Now the clean-up begins. Then, hopefully, comes planting (or replanting).
Two weeks of steady rain, with streams and rivers already swollen and the ground saturated from a wet winter, brought significant flooding across 16 counties in central Kansas in early May. Major flooding was still occurring over Mother’s Day on Cow Creek above Hutchinson and on the Little Ark and Big Ark Rivers from south of Wichita to Arkansas City. The Cottonwood River near Emporia was also still in flood in mid-May.
All that water — and the chilly temperatures that came with it — mean a slow start to planting season. As of May 6, only 41% of the corn crop, 5% of the soybean crop, 1% of sorghum and 4% of cotton was planted, according to the USDA’s National Agricultural Statistics Service. Normally, Kansas farmers have more the half of the corn acres planted by the first week of May.
The wheat crop is also at least one week to two weeks behind normal, with only 14% of the crop headed out compared to the average of 41%.
For McCurry Brothers Angus Farm near Mount Hope, the flooding of the Little Ark River meant rounding up cow-calf pairs and getting them to higher ground in a hurry.
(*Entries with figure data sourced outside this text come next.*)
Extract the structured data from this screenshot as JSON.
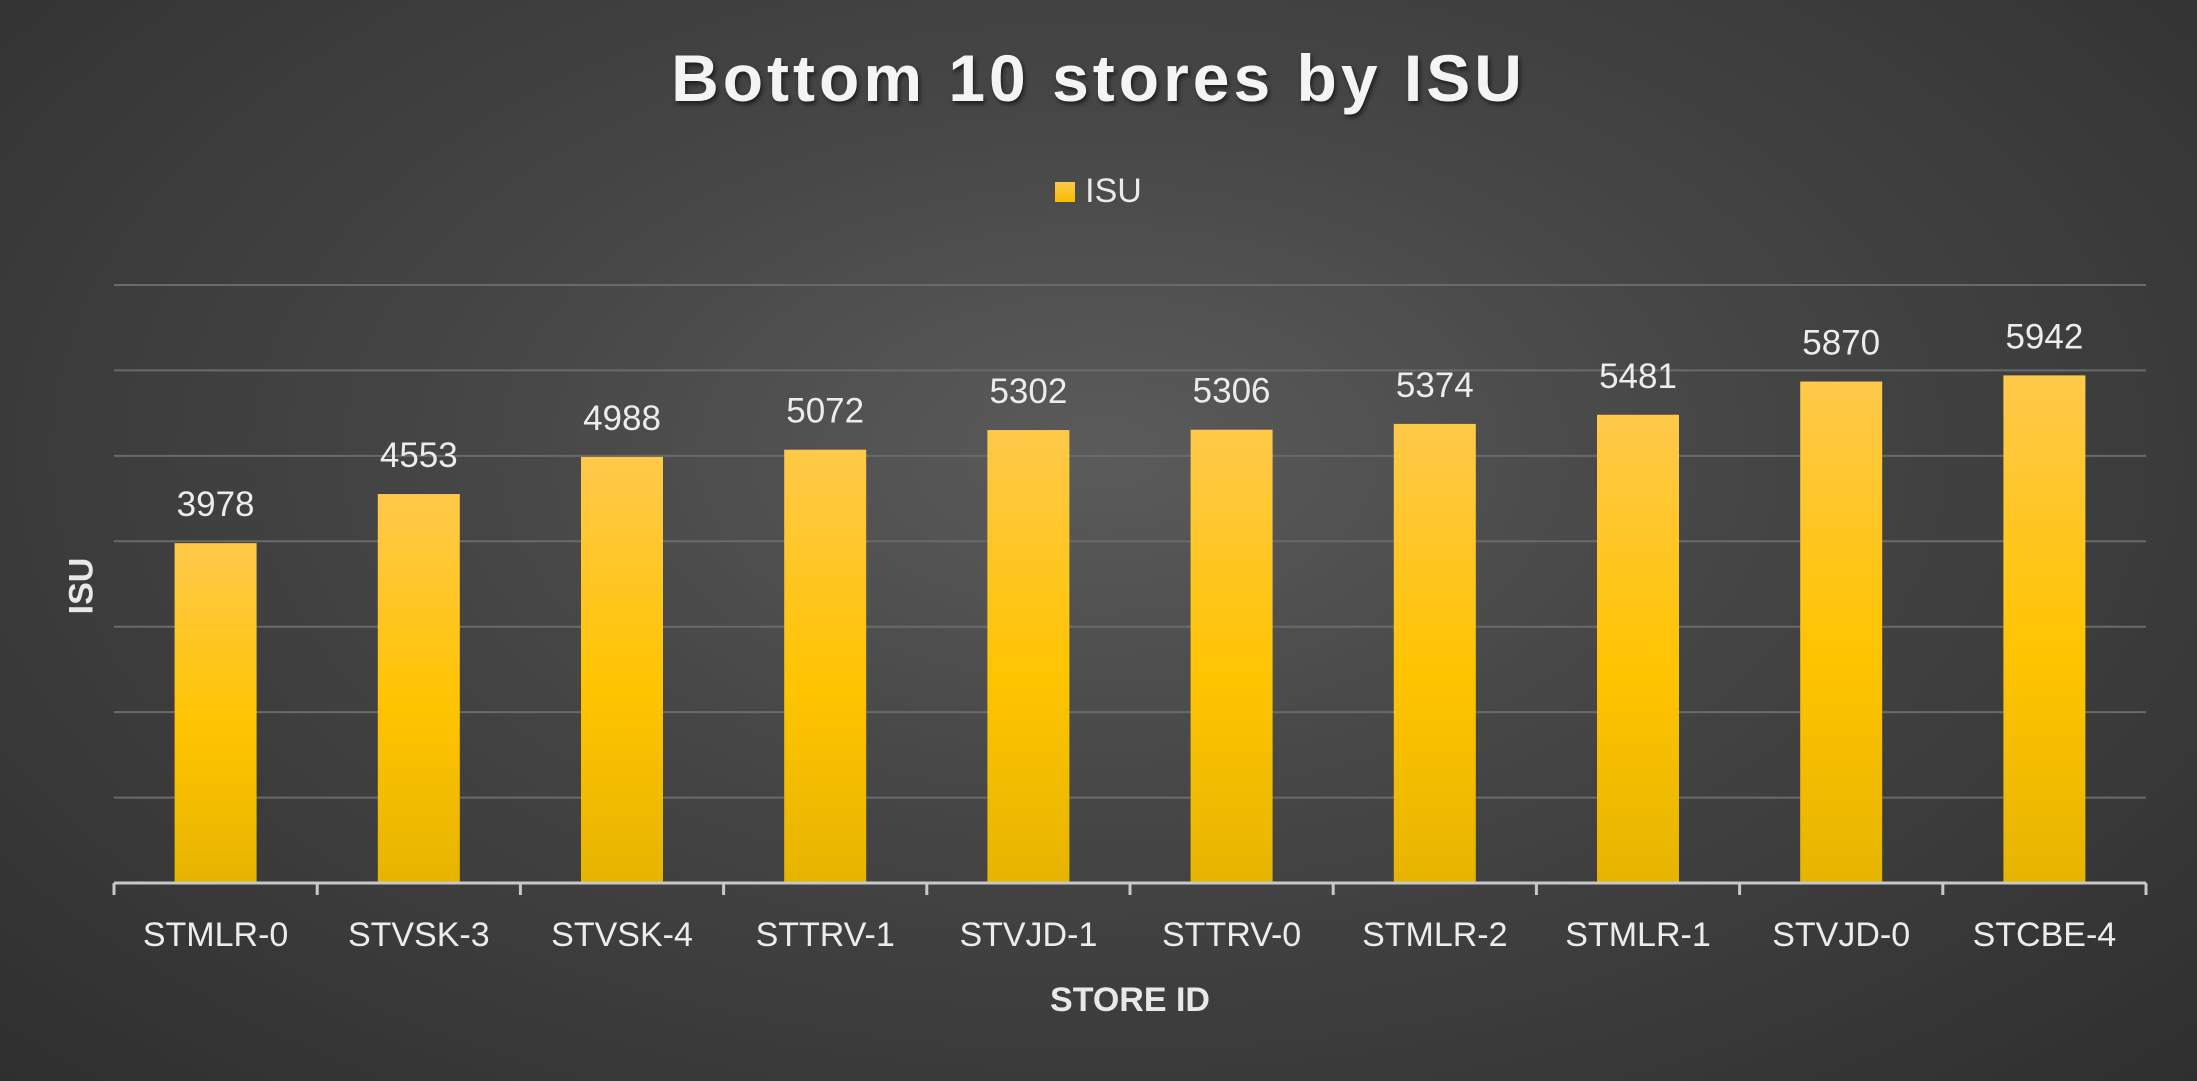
{
  "chart_data": {
    "type": "bar",
    "title": "Bottom 10 stores by ISU",
    "xlabel": "STORE ID",
    "ylabel": "ISU",
    "categories": [
      "STMLR-0",
      "STVSK-3",
      "STVSK-4",
      "STTRV-1",
      "STVJD-1",
      "STTRV-0",
      "STMLR-2",
      "STMLR-1",
      "STVJD-0",
      "STCBE-4"
    ],
    "series": [
      {
        "name": "ISU",
        "values": [
          3978,
          4553,
          4988,
          5072,
          5302,
          5306,
          5374,
          5481,
          5870,
          5942
        ]
      }
    ],
    "ylim": [
      0,
      7000
    ],
    "grid": true,
    "legend_position": "top",
    "data_labels": true,
    "colors": {
      "bar_top": "#ffc94a",
      "bar_mid": "#ffc400",
      "bar_bottom": "#e6b400",
      "gridline": "#6a6a6a",
      "axis": "#c8c8c8"
    }
  }
}
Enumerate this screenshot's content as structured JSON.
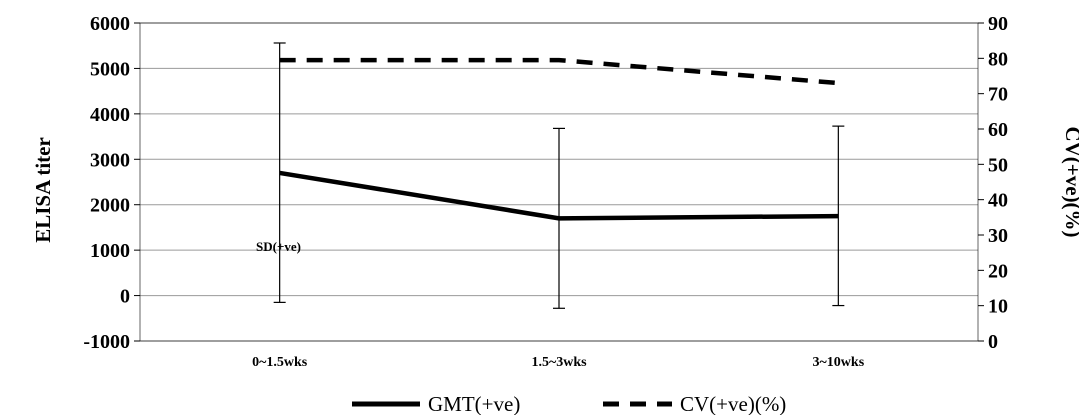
{
  "chart_data": {
    "type": "line",
    "categories": [
      "0~1.5wks",
      "1.5~3wks",
      "3~10wks"
    ],
    "ylabel": "ELISA titer",
    "y2label": "CV(+ve)(%)",
    "ylim": [
      -1000,
      6000
    ],
    "y2lim": [
      0,
      90
    ],
    "yticks": [
      "6000",
      "5000",
      "4000",
      "3000",
      "2000",
      "1000",
      "0",
      "-1000"
    ],
    "y2ticks": [
      "90",
      "80",
      "70",
      "60",
      "50",
      "40",
      "30",
      "20",
      "10",
      "0"
    ],
    "grid": true,
    "legend_position": "bottom",
    "annotation": "SD(+ve)",
    "series": [
      {
        "name": "GMT(+ve)",
        "axis": "left",
        "style": "solid",
        "color": "#000000",
        "values": [
          2700,
          1700,
          1750
        ],
        "error_low": [
          -150,
          -280,
          -220
        ],
        "error_high": [
          5560,
          3680,
          3730
        ]
      },
      {
        "name": "CV(+ve)(%)",
        "axis": "right",
        "style": "dashed",
        "color": "#000000",
        "values": [
          79.5,
          79.5,
          73
        ]
      }
    ]
  }
}
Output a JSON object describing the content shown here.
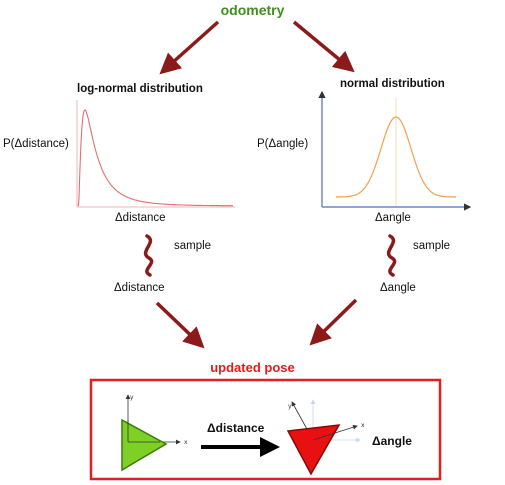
{
  "title": "odometry",
  "left": {
    "heading": "log-normal distribution",
    "ylabel": "P(Δdistance)",
    "xlabel": "Δdistance",
    "sample_label": "sample",
    "result": "Δdistance"
  },
  "right": {
    "heading": "normal distribution",
    "ylabel": "P(Δangle)",
    "xlabel": "Δangle",
    "sample_label": "sample",
    "result": "Δangle"
  },
  "pose": {
    "title": "updated pose",
    "move_label": "Δdistance",
    "turn_label": "Δangle",
    "axis_x": "x",
    "axis_y": "y"
  },
  "colors": {
    "title": "#3f8f1d",
    "arrow": "#8b1a1a",
    "lognormal_curve": "#e07070",
    "normal_curve": "#f0a050",
    "axis_blue": "#4a6fc0",
    "pose_box": "#e02020",
    "start_triangle": "#7fd026",
    "end_triangle": "#e81010"
  },
  "chart_data": [
    {
      "type": "line",
      "title": "log-normal distribution",
      "xlabel": "Δdistance",
      "ylabel": "P(Δdistance)",
      "distribution": "log-normal",
      "mu": 0.0,
      "sigma": 0.9,
      "xlim": [
        0,
        10
      ]
    },
    {
      "type": "line",
      "title": "normal distribution",
      "xlabel": "Δangle",
      "ylabel": "P(Δangle)",
      "distribution": "normal",
      "mu": 0.0,
      "sigma": 1.0,
      "xlim": [
        -4,
        4
      ]
    }
  ]
}
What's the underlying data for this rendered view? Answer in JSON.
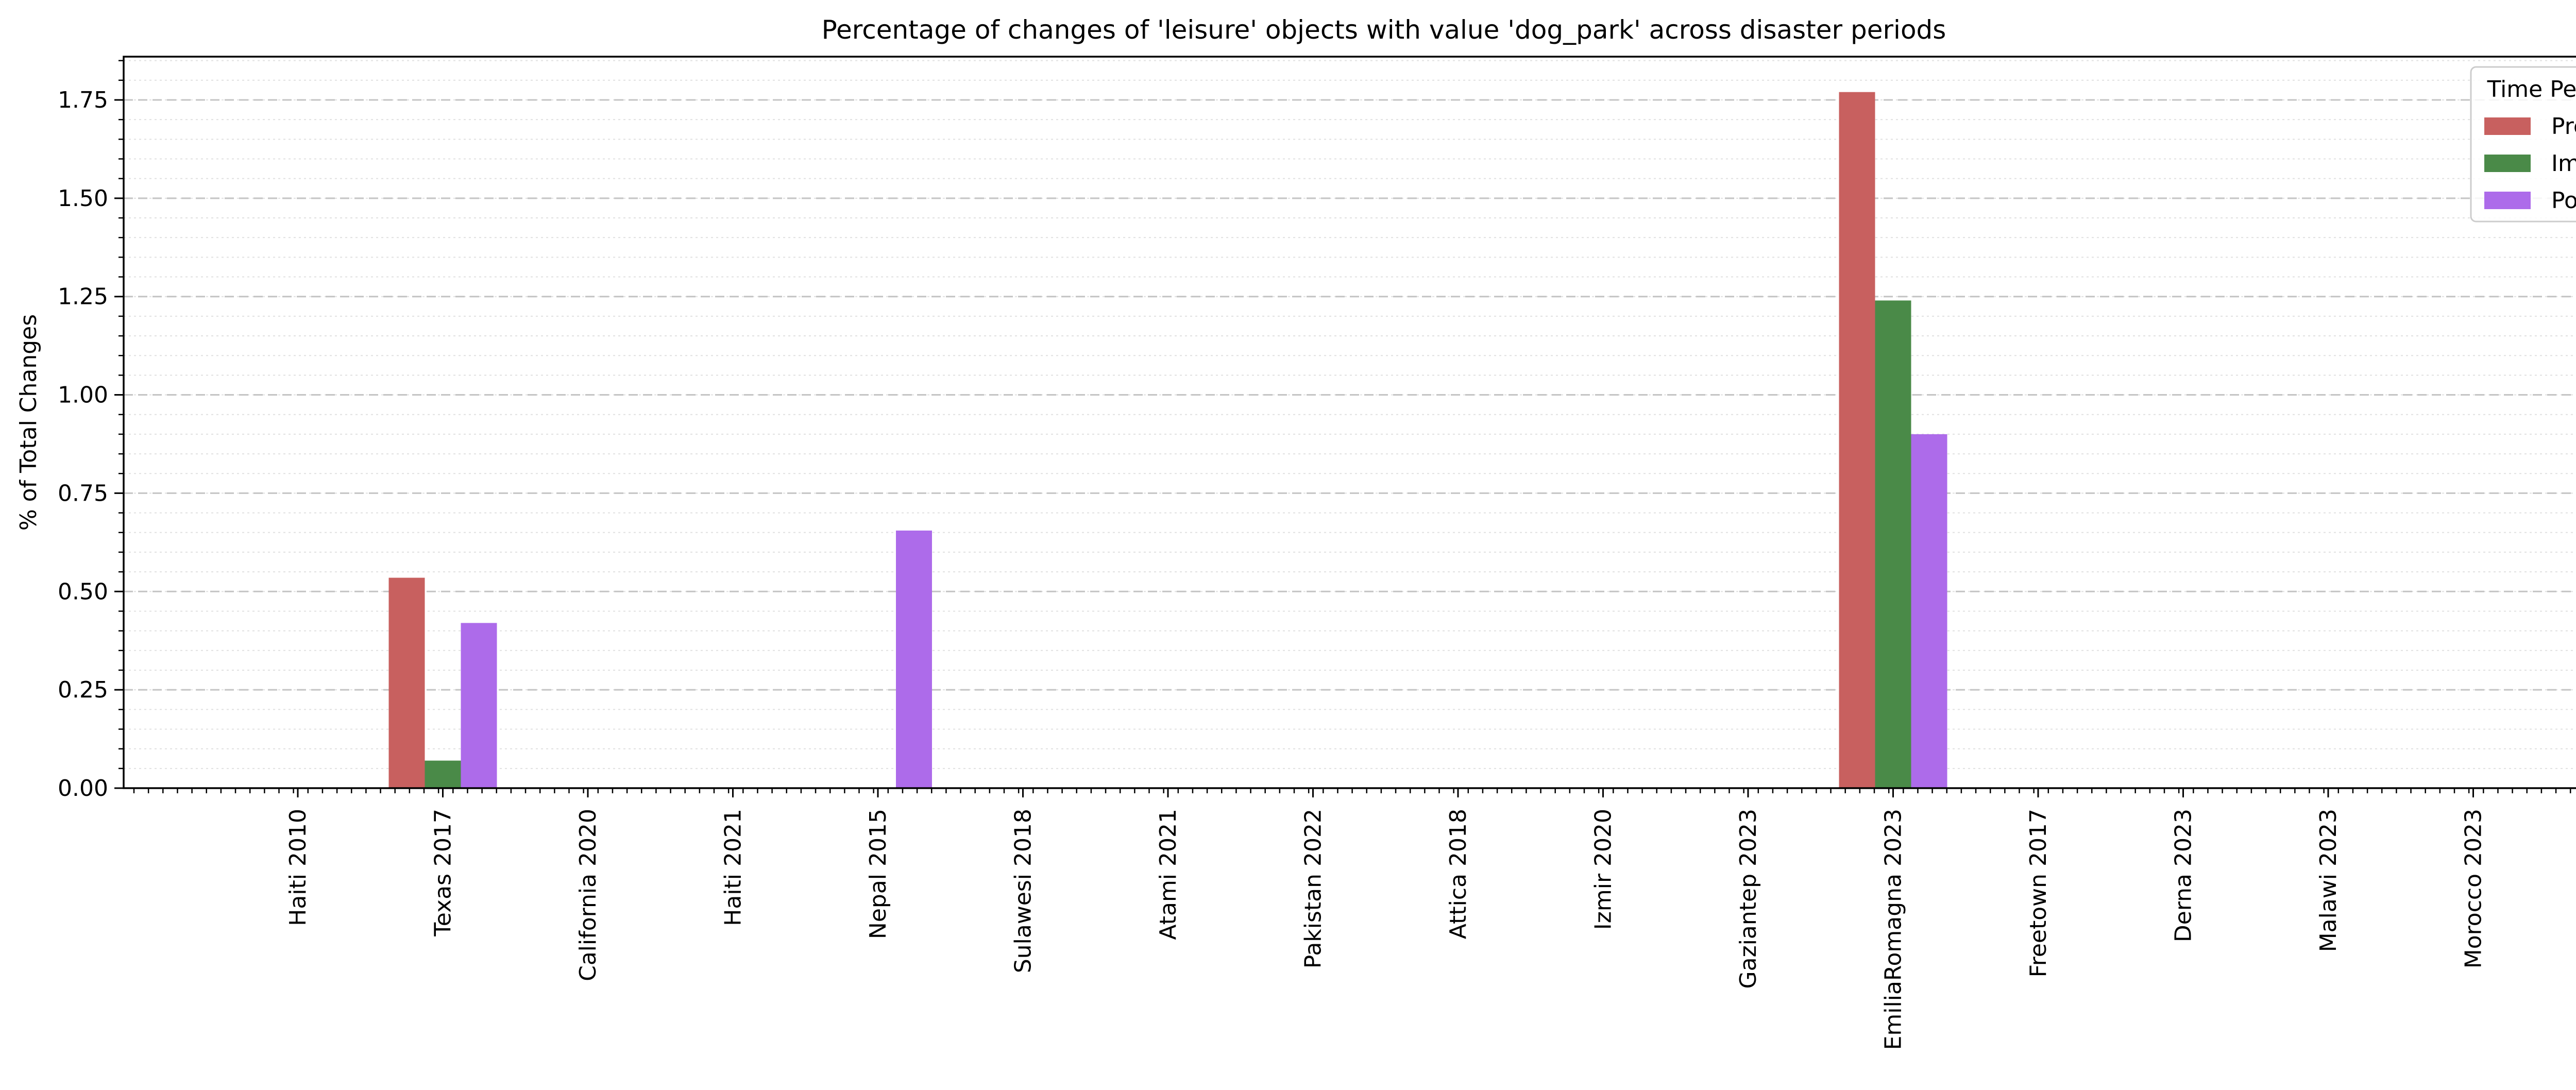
{
  "chart_data": {
    "type": "bar",
    "title": "Percentage of changes of 'leisure' objects with value 'dog_park' across disaster periods",
    "xlabel": "",
    "ylabel": "% of Total Changes",
    "ylim": [
      0,
      1.86
    ],
    "yticks": [
      0.0,
      0.25,
      0.5,
      0.75,
      1.0,
      1.25,
      1.5,
      1.75
    ],
    "ytick_labels": [
      "0.00",
      "0.25",
      "0.50",
      "0.75",
      "1.00",
      "1.25",
      "1.50",
      "1.75"
    ],
    "grid": true,
    "legend": {
      "title": "Time Period",
      "placement": "top-right"
    },
    "categories": [
      "Haiti 2010",
      "Texas 2017",
      "California 2020",
      "Haiti 2021",
      "Nepal 2015",
      "Sulawesi 2018",
      "Atami 2021",
      "Pakistan 2022",
      "Attica 2018",
      "Izmir 2020",
      "Gaziantep 2023",
      "EmiliaRomagna 2023",
      "Freetown 2017",
      "Derna 2023",
      "Malawi 2023",
      "Morocco 2023"
    ],
    "series": [
      {
        "name": "Pre",
        "color": "#c8605f",
        "values": [
          0,
          0.535,
          0,
          0,
          0,
          0,
          0,
          0,
          0,
          0,
          0,
          1.77,
          0,
          0,
          0,
          0
        ]
      },
      {
        "name": "Imm",
        "color": "#4a8a48",
        "values": [
          0,
          0.07,
          0,
          0,
          0,
          0,
          0,
          0,
          0,
          0,
          0,
          1.24,
          0,
          0,
          0,
          0
        ]
      },
      {
        "name": "Post",
        "color": "#ad6bea",
        "values": [
          0,
          0.42,
          0,
          0,
          0.655,
          0,
          0,
          0,
          0,
          0,
          0,
          0.9,
          0,
          0,
          0,
          0
        ]
      }
    ]
  }
}
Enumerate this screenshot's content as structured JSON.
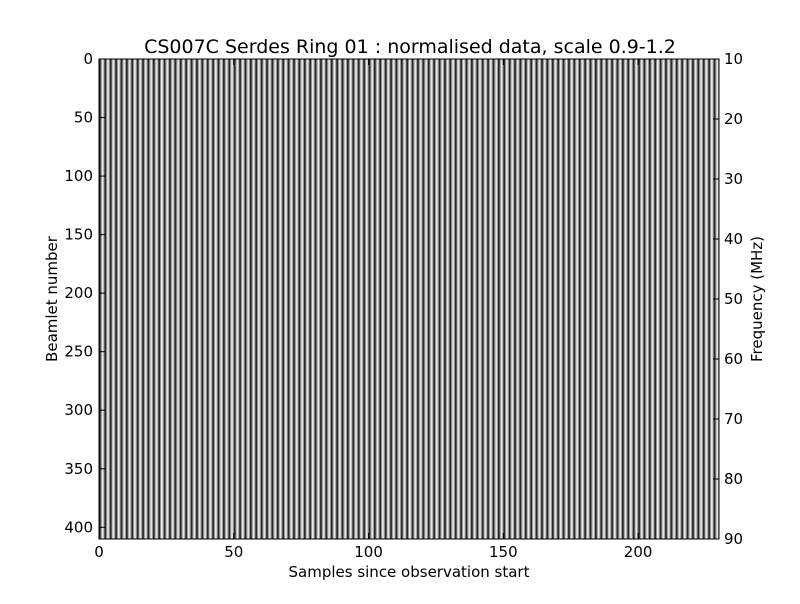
{
  "chart_data": {
    "type": "heatmap",
    "title": "CS007C Serdes Ring 01 : normalised data, scale 0.9-1.2",
    "xlabel": "Samples since observation start",
    "ylabel": "Beamlet number",
    "y2label": "Frequency (MHz)",
    "xlim": [
      0,
      230
    ],
    "ylim": [
      410,
      0
    ],
    "y2lim": [
      90,
      10
    ],
    "xticks": [
      "0",
      "50",
      "100",
      "150",
      "200"
    ],
    "yticks": [
      "0",
      "50",
      "100",
      "150",
      "200",
      "250",
      "300",
      "350",
      "400"
    ],
    "y2ticks": [
      "10",
      "20",
      "30",
      "40",
      "50",
      "60",
      "70",
      "80",
      "90"
    ],
    "colormap": "gray",
    "vmin": 0.9,
    "vmax": 1.2,
    "column_pattern": [
      0.9,
      1.2
    ],
    "grid": false
  }
}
And the rising waters meant horseback was the only way to get the job done.
Greg McCurry posted a video of the action to his Facebook page with a caption reading “Thank God for neighbors and horsepower. The river is out.”
The good news, McCurry says, is that with quick action and help from neighbors, all the mamas and babies were successfully moved to higher ground.
For wheat grower Paul Penner in Marion County, the flooding meant watching water roll across field after field, some planted, some not, and some with green wheat standing in — or disappearing under — water.
For Chris Boyd, who farms in Barber County but had business that took him to Harvey and Reno counties, it meant driving carefully, watching for flooded roads and taking in the sight of whole fields underwater, some of them so deep that only the tops of center pivots were visible.
The city of Winfield experienced flooding on the Walnut River that not only inundated the fairgrounds and campgrounds but covered Highway 77 and spread toward downtown, requiring some people to be evacuated from their homes.
In Wellington, streets and homes flooded, residents had to be rescued and water from Slate Creek caused the Kansas Turnpike to be closed from the Wellington exit to the Oklahoma line. Highway 81 through town was also closed by floodwaters.
In Elmdale, a small community near Emporia, raging Cottonwood River flooded and inundated the town.
Rural school kids all over central Kansas got an unexpected holiday from school as roads were covered in swift, running water.
Damaged roads, bridges
Receding floodwaters revealed something that’s going to take considerable time and money to fix — washed out roads, culverts and damaged bridges. In Cowley County alone, at least 11 roads were still closed by May 13, due to either high water or damage from flooding.
Gov. Laura Kelly signed a disaster declaration for Barber, Chase, Clark, Cowley, Geary, Greenwood, Harvey, Marion, Meade, Neosho, Osage, Ottawa, Reno, Rice and Sumner counties.
That flood disaster declaration is in addition to Doniphan, Leavenworth and Wyandotte counties in northeast Kansas, which have seen ongoing flooding from the Missouri River since late March. The disaster declarations will enable those counties to access special funding for recovery.
More cotton acres still expected
The inability to get into fields means more farmers may be switching from planting corn to soybeans or sorghum, which have shorter grower seasons.
For cotton growers, the intentions are still there to set another record for the acres in Kansas. Cotton growers like to have the crop planted in early May, but it’s better to wait than to plant in soil that is too cold and wet, according to Rex Friesen, Southern Kansas Cotton Growers Cooperative agronomist.
Flooded fields across Sumner and Cowley counties, the heart of cotton acres in Kansas, were also bad news for those farmers who still have bales or modules in the fields awaiting pick up by the gin.
Friesen says getting those bales out is just going to have to wait until the fields dry up enough to permit traffic.
All of Kansas’s cotton gins are running 7-day, 24-hour operations, Friesen says, and he is hopeful that south-central Kansas will finish ginning by the end of June.
“It seems like we are going full tilt and then something happens,” he says. “When we run into bales that are wet, we have to slow down. But so far, we are seeing good quality and lots of it. And if we get the right weather to get planted, we’re going to have more acres than ever this year.”